Was die Charaktere zudem wunderbar umzusetzen wissen, ist die gesellschaftliche Ironie, die die Serie transportiert. In "Glee" wird betrogen und erpresst, um Ziele zu erreichen. Die pädagogischen Konzepte der Lehrer könnten unterschiedlicher nicht sein (und doch sind sie erfolgreich) und das Mobbing an der Schule erfährt eine ungeahnte Toleranz. Prototyp ist natürlich Sue Sylvester, die Schüler in Angst und Schrecken versetzt, ihren Erfolg arrogant präsentiert und alles für den Erfolg als erlaubt ansieht, wenn ihr es in den Kram passt. Ihre politisch unkorrekten Ansichten darf sie gar in den Lokalnachrichten verbreiten. Trotzdem bleibt das alles nicht eindimensional. Auch Sue hat ihre Beweggründe, ihre Schwachstellen und ihre guten Seiten. Eine ordentliche Charakterentwicklung gehört natürlich zum Grundgerüst einer guten Serie und auch wenn es nicht die Stärke (weil auch nicht der Schwerpunkt) von "Glee" ist, so ist auch dieser Aspekt sehr zufrieden stellend.

19 Emmy-Nominierungen und ein riesiger Medienhype sprechen eigentlich für sich.
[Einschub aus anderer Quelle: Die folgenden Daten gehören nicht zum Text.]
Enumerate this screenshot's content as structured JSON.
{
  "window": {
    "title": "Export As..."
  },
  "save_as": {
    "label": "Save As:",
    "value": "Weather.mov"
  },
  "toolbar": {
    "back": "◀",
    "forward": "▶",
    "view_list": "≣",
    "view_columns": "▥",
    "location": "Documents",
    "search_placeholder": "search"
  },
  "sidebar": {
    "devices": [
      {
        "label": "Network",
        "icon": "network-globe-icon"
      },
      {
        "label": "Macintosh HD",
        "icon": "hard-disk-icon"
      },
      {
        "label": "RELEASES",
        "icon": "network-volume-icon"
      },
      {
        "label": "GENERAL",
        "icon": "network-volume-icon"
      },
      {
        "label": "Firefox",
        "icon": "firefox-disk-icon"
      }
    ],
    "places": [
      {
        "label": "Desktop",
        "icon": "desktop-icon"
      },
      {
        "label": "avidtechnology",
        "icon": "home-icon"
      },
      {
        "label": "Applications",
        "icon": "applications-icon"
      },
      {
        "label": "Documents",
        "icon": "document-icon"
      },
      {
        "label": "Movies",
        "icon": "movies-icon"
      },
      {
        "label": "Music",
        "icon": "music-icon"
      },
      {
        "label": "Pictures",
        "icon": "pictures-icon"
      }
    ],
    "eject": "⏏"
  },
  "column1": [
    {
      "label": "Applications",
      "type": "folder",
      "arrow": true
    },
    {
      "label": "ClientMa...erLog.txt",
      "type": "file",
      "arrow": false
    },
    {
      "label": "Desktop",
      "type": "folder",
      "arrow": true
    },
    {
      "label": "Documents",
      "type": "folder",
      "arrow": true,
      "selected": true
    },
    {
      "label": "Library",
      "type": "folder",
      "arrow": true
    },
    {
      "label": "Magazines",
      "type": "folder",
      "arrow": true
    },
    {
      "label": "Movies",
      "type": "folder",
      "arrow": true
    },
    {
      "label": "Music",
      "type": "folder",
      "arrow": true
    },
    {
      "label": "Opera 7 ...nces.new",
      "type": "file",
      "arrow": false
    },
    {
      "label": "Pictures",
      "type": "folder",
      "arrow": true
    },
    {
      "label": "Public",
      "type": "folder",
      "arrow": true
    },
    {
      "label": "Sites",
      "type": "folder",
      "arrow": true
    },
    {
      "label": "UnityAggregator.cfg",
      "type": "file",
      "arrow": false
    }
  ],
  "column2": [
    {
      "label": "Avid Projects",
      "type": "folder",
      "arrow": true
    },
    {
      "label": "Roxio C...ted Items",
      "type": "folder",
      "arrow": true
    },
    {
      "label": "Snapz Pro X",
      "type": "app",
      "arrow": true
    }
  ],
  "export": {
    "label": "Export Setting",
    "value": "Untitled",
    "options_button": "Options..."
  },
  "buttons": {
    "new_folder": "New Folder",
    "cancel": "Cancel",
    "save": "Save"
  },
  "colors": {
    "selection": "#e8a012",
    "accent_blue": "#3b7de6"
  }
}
Auch wenn "Glee" in seiner Art und Weise nicht jedermanns Geschmack ist, so kann man zweifelsfrei behaupten, dass sie in der Serienlandschaft etwas Einzigartiges geschaffen hat, was massenkompatibel ist, die Lust an Musik weiter steigert und in seinen Geschichten mit einer sinnvollen Einfachheit zu überzeugen weiß. Damit ist sie, so oder so, bei einem Rückblick aus der Liste der Top-Staffeln nicht wegzudenken.